3. Conclusion. The order allowing the motion to suppress the evidence is reversed. The case is remanded to the District Court for further proceedings consistent with this opinion.
[Note 1] Two police officers, called by the Commonwealth, testified at the motion to suppress hearing. There were no other witnesses.
[Note 2] Neither the judge nor the parties on appeal has defined or explained the phrase "received a trespass," but we understand it to mean that the person in question has been ordered -- presumably by the property owner or one in control of the property -- not to enter particular property, and informed that if the person does so, he or she will be subject to arrest for criminal trespassing.
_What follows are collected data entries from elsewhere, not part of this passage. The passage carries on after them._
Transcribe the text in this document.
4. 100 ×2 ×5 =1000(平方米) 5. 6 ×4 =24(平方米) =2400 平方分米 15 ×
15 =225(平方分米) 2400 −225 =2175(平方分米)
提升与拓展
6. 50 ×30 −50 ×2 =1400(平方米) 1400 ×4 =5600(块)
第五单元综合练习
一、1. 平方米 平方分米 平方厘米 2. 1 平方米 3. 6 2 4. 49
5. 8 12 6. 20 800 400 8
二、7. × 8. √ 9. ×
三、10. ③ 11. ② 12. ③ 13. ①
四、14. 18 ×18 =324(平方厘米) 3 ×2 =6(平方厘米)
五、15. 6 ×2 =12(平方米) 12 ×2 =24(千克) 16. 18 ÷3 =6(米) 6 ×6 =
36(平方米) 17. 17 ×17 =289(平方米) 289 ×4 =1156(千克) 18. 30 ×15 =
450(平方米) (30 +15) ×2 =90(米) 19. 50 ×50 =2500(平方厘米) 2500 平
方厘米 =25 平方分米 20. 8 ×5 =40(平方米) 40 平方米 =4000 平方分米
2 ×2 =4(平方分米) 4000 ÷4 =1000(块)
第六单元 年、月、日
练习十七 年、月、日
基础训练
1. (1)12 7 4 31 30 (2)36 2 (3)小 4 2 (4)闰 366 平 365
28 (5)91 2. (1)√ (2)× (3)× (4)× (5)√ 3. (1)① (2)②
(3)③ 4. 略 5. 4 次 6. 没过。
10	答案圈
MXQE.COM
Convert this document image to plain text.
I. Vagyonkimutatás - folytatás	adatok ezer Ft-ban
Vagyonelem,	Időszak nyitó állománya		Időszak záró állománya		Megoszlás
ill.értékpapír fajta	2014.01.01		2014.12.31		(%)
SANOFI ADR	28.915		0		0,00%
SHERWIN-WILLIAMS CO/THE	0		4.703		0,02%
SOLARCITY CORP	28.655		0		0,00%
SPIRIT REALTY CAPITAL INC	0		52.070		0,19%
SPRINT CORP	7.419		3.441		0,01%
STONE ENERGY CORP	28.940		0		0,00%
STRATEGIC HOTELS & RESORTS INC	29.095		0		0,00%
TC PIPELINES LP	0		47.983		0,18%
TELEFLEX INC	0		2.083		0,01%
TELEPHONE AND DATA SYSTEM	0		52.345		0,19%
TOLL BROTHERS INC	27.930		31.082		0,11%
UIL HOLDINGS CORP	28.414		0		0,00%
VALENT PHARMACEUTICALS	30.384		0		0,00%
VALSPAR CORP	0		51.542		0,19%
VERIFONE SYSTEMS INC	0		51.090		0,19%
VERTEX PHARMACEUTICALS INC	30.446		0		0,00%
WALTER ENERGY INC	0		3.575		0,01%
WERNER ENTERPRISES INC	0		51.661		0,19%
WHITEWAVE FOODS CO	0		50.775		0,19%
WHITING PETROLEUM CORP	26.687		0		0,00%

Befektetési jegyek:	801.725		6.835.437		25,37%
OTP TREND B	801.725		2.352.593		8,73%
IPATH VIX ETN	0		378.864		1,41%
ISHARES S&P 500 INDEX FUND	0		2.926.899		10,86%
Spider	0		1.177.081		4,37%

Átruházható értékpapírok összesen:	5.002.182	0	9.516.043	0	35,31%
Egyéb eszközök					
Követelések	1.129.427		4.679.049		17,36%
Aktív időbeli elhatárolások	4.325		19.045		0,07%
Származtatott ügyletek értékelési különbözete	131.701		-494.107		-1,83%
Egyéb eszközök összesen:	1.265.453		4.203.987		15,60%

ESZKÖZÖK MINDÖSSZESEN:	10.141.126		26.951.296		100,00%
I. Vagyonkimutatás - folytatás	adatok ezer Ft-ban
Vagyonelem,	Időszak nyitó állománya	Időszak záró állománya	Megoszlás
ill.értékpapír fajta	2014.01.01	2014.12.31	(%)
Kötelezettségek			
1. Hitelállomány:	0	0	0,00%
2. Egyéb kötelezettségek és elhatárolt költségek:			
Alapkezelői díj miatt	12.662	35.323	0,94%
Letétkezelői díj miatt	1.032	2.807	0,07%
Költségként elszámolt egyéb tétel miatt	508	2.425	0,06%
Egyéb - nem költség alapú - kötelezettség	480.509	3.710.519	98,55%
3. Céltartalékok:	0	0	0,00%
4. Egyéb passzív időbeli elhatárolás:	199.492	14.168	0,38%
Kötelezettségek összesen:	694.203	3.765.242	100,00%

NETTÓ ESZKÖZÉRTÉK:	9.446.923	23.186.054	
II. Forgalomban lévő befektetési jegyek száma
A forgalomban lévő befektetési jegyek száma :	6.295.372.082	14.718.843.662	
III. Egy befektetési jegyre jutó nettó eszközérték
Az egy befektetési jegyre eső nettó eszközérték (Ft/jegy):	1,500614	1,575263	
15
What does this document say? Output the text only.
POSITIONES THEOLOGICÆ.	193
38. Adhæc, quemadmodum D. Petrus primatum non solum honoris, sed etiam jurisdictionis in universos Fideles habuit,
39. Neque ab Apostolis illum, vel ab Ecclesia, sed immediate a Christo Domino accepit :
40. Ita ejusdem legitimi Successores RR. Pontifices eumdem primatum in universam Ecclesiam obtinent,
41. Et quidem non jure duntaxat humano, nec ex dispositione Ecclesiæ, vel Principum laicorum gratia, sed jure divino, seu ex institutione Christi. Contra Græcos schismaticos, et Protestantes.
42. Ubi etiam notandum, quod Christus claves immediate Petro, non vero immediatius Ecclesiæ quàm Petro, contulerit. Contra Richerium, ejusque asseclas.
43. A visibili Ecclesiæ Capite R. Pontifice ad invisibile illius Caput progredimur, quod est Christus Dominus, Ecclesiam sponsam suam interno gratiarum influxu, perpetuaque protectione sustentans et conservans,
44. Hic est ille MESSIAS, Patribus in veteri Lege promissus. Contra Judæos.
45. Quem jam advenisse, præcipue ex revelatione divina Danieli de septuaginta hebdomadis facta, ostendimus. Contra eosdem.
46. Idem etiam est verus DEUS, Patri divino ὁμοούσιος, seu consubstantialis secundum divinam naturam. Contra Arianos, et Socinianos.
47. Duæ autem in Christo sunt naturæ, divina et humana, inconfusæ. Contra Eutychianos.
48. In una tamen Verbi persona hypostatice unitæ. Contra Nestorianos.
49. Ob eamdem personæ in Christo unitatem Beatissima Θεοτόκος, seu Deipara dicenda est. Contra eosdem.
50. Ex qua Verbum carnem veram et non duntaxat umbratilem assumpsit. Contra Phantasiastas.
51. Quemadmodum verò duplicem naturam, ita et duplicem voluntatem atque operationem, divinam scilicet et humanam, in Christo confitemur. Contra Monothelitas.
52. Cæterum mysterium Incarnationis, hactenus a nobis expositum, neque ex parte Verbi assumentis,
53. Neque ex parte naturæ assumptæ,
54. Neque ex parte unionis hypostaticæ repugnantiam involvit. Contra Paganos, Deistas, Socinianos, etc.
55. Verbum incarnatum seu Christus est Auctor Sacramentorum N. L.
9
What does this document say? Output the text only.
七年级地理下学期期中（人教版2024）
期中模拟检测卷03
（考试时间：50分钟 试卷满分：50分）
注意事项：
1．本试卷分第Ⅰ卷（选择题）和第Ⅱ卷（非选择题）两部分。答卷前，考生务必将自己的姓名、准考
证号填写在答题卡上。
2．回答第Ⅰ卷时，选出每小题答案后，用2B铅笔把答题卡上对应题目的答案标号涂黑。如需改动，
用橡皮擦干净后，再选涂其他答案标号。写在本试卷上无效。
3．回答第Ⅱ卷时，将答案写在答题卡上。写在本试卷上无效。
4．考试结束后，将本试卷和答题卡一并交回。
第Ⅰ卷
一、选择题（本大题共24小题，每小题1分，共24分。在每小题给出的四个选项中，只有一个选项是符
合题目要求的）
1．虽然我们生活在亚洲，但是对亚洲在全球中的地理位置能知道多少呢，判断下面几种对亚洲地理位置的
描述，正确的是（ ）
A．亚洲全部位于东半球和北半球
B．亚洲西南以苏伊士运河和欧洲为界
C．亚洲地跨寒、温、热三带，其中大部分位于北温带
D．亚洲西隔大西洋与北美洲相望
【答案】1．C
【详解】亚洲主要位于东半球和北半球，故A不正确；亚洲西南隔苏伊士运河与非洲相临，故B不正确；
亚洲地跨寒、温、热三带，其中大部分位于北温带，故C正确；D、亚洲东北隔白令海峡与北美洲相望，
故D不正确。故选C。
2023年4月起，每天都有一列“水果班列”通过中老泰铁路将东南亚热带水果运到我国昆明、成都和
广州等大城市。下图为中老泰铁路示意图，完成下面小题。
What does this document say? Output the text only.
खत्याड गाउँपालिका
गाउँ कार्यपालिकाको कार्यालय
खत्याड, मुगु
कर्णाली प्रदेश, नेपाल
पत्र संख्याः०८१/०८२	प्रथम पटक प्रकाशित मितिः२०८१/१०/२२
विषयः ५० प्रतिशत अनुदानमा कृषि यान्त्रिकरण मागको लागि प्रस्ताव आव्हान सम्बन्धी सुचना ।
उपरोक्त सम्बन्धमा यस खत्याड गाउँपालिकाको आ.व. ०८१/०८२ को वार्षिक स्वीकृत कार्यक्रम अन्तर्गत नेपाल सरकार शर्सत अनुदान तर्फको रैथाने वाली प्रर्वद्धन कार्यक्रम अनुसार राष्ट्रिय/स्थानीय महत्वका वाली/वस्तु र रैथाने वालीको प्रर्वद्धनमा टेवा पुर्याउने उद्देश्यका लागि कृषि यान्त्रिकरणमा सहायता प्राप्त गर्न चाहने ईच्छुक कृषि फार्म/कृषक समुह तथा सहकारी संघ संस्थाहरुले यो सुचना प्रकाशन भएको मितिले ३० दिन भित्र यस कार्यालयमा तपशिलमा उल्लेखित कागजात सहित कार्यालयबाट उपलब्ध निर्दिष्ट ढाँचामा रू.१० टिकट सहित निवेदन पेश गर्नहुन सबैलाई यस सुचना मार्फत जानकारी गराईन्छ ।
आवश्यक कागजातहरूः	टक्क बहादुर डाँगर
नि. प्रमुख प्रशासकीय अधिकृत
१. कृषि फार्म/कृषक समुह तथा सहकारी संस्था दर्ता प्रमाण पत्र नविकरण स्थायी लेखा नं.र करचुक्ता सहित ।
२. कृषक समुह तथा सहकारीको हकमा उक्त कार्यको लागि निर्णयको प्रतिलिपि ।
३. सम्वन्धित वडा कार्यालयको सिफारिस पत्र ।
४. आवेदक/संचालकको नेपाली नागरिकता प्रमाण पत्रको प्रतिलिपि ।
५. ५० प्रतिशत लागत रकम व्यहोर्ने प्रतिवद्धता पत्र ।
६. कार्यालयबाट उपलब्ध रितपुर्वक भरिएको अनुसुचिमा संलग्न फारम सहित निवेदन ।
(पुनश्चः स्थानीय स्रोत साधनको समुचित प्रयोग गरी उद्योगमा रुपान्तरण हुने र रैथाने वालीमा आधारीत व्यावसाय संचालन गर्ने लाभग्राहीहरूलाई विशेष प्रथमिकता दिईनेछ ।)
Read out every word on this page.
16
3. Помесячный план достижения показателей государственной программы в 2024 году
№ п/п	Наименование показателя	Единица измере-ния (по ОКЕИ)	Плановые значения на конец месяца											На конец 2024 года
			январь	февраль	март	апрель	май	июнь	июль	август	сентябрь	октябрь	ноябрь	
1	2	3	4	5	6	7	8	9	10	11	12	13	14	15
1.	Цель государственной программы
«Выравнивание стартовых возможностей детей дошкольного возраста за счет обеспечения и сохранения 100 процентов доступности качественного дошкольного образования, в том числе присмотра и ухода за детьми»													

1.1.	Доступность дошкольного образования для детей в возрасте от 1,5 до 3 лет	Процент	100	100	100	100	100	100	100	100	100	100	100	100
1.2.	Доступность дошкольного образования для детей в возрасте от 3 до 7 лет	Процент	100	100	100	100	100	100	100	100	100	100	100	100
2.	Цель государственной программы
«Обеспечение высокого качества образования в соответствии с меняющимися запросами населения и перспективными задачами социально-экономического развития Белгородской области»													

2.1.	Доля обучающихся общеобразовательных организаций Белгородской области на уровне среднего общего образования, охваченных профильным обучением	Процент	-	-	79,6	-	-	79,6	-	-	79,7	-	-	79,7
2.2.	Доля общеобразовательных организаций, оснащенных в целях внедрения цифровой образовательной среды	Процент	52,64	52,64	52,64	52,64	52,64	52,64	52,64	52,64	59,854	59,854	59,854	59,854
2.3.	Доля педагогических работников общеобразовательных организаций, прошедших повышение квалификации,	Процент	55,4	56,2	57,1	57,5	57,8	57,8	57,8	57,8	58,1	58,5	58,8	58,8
[Note 3] Officer Justin Walter testified to this point more than once. He stated: "He was standing there and he was digging -- you know, he had his hands in his pockets. And he was digging around from sweatshirt to jean pocket like he was looking for something or maybe trying to hide something. Due to the area, knowing, you know, that some guys carry weapons in that area, I asked him to, 'Take your hands out of your pocket.' He briefly took them out, went to reach again. And that's when I gained control of him." A little later he testified, "I mean, he [the defendant] was feeling into his front hooded sweatshirt pocket, his front jeans pocket, rear pocket. He just kept moving. Real fidgety. Kept moving around. . . . When he first began, I asked him to keep his hands out of his pockets, you know. We don't know if there's weapons in the pockets, if there's drugs he's trying to hide, whatever. He briefly took his hand out of the pocket, went back to reach in his right front pocket. That's when I gained control of him." Somewhat later, Walter stated that he believed he had asked the defendant "twice, maybe three times" to take his hands out of his pockets. We infer from his findings that the judge did not credit the officer's last statement ("twice, maybe three times"), and we do not consider it.
[Note 4] There is no question that the patfrisk of the defendant that Officer Walter initiated and conducted constituted a seizure of the defendant's person, and thereby implicated the Fourth Amendment to the United States Constitution and art. 14 of the Massachusetts Declaration of Rights. See, e.g., Terry v. Ohio, 392 U.S. 1, 16-17 (1968); Commonwealth v. Fraser, 410 Mass. 541 , 544 (1991). The defendant challenges the constitutionality of the patfrisk, but does not argue -- correctly, in our view -- that he was seized at any point before that frisk. See id. (police officer's request that defendant remove his hands from pockets, without more, did not convert encounter into seizure). See also Commonwealth v. DePeiza, 449 Mass. 367 , 370-371 (2007).
[Note 5] We do not reach the question whether the officers would have been justified in conducting a patfrisk of the defendant or any member of his group for the officers' protection if the sole reason they had approached and were in the group's presence was in connection with a routine effort to check identifications.